Birds have been used as sports mascots since at least 1917, when the Chicago Bears employed a bird as their mascot. Since then, several other teams have used birds as their mascots, including parrots with the Pittsburgh Pirates in 1920, a eagle with the Detroit Lions in 1930, and a hawk with the Cleveland Browns in 1946.
However, it was not until 1976 that an entire team adopted a bird as their mascot. The Seattle Seahawks hired a condor named pause that would fly around Russell Athletic Stadium during home games.
Many of the most obvious nicknames are based on nothing more than the color of the team's jersey. Take, for example, the city of Liverpool. There are two teams who have played in the top division of English football for the majority, if not all, of their existence.
The connection between ornithology and North American professional sports is most visible in the National Football League, where five teams have bird names. The NFL is the place to be if you enjoy the Ravens, Eagles, Falcons, Cardinals, and, of course, the Seahawks.

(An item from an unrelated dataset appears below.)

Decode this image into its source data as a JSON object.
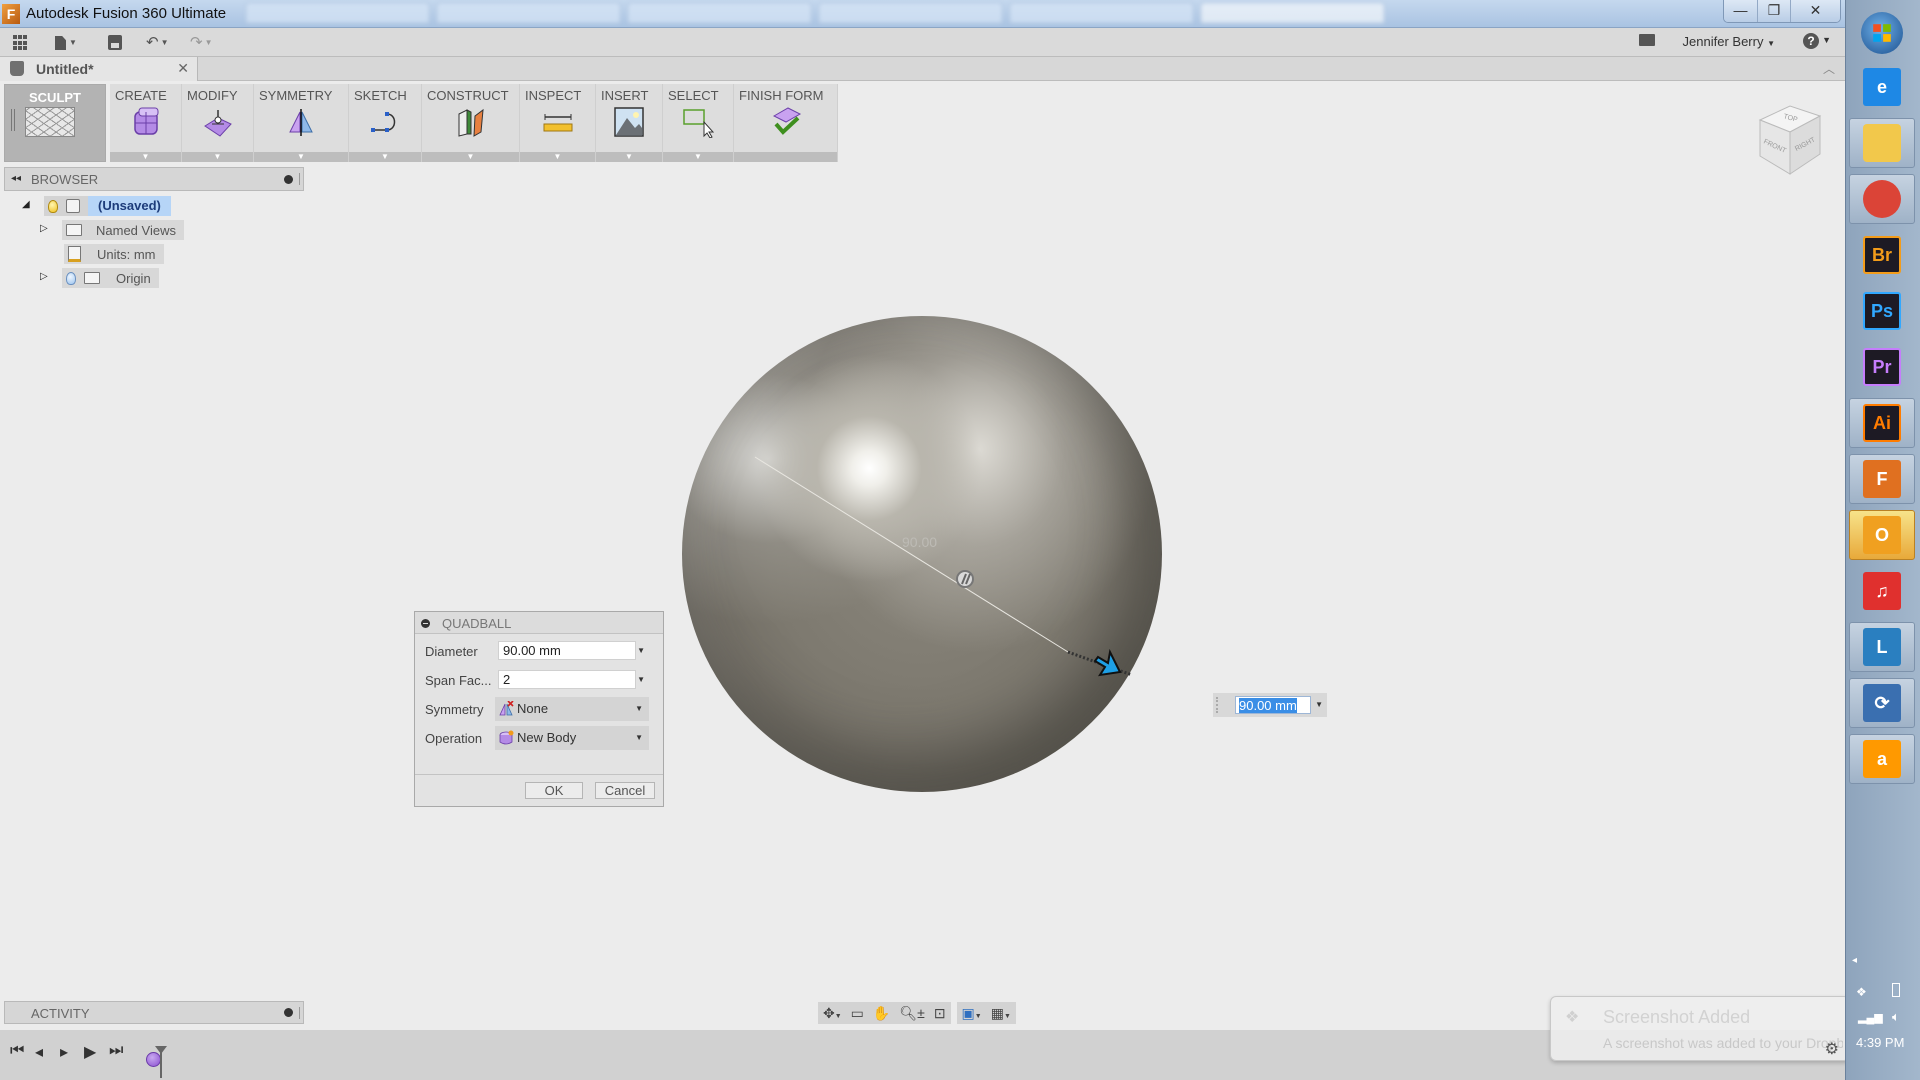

Coach Chuck Knox's cautious, ball-control offense is known by this moniker. The Philadelphia Eagles are known as the Iggles. Homeland Defense: The New England Patriots' defense during their Super Bowl XXXVIII and XXXIX campaigns. The offensive line of the Washington Redskins of the 1980s was known as the Hogs.
The moniker given to the 1977 Atlanta Falcons defense, which was directed by defensive assistant Jerry Glanville and allowed the fewest points per game (9.2) in NFL history. Ground Chuck is Coach Chuck Knox's cautious, ball-control offense. The Philadelphia Eagles are abbreviated as the Iggles.